Come mai in Occidente si fanno tanti sforzi per rendere socialmente accettabile l’omosessualità, allora?
«È dagli anni Settanta che i movimenti gay hanno compreso che, se si riesce a vendere l’idea dell’omosessualità innata, si può provocare un cambiamento sociale. Perciò cercano sempre nuove indicazioni che, puntualmente, dopo qualche anno sono smentite. Io le chiamo le “teorie della farfalla”, perché catturano l’attenzione dei media ma poco dopo muoiono».
Se i movimenti gay vogliono provocare un cambiamento sociale, significa che hanno un progetto politico?

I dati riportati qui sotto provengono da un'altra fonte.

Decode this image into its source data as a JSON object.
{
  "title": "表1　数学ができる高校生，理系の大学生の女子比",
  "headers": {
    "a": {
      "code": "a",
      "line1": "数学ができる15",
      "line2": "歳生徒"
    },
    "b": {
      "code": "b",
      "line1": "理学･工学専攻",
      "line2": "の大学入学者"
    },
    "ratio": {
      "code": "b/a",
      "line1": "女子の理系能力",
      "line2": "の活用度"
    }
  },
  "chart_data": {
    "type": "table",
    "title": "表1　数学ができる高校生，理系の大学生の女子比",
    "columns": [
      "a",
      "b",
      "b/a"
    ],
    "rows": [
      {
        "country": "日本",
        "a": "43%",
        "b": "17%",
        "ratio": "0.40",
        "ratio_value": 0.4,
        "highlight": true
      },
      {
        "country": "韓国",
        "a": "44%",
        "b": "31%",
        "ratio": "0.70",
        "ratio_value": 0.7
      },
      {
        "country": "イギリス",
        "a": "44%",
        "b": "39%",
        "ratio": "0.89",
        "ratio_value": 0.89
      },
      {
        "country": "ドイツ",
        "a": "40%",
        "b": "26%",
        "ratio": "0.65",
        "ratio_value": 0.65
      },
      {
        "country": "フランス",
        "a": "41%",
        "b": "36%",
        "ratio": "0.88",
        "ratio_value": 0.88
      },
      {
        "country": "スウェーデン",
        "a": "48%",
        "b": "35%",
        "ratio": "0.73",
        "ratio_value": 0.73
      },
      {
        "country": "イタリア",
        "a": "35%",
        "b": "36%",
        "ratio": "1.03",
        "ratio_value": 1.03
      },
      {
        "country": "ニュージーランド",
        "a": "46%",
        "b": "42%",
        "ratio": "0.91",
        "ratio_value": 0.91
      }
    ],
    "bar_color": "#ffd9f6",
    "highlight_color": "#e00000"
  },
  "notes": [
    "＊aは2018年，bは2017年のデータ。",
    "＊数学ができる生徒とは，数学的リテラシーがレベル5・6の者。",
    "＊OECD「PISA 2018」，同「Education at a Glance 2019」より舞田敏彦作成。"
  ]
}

«Sono il retroterra di un progetto più grande, come quello dei movimenti anti-famiglia e anti-natalista, che hanno ottenuto successi politici riuscendo per esempio a convincere gli Stati a sostenere i programmi di sterilizzazione. La normalizzazione dell’omosessualità si innesta in questa tendenza: se si riescono a crescere generazioni convinte che l’omosessualità sia accettabile, si avranno anche nuove risorse per combattere la guerra psicologica e di propaganda che condurrà a una drastica diminuzione del tasso di natalità. Da soli, i movimenti gay non avrebbero avuto la forza di affermarsi, perché non hanno il consenso della popolazione. Perciò cercano, e in parte vi sono riusciti, di deviare l’opinione pubblica con la loro propaganda».
Quali argomenti utilizza per contrastare quella propaganda?
«Semplicemente la diffusione di informazioni veritiere e la promozione di relazioni familiari e matrimoni migliori. Questo mi pare il momento buono. Nei Paesi Bassi si avverte già una saturazione crescente riguardo alla propaganda gay, un’ideologia che ha esagerato. Era molto più influente trent’anni fa, quando se ci si dichiarava omosessuali si era oggetto di una discriminazione positiva e si ottenevano i posti di lavoro migliori. Ora si assiste a una certa, lieve, controtendenza. Il ministro della Sanità olandese, pur essendo di sinistra, ha concesso sussidi triennali a gruppi di ex-gay che aiutano le persone a orientarsi nella direzione giusta. Potrebbe rappresentare un inizio per chi è davvero discriminato».
Chi intende?
«Coloro che soffrono da soli e in silenzio, quel 50 x cento di giovani che scoprono di avere quel tipo di sentimenti, ma non vogliono precipitare nella vita omosessuale. Vorrebbero cambiare, ma intorno a loro tutto sembra renderglielo impossibile, perché i gruppi militanti e i politici li discriminano».
Anche grazie alle leggi anti-discriminatorie? Pensa che restringano gli spazi della libertà di opinione?
«Certo che li restringono. Creano difficoltà concrete in alcune professioni per chi non accetta le parole d’ordine pro-gay. Ormai è come ai tempi del nazismo: chi era contro le leggi razziali veniva isolato».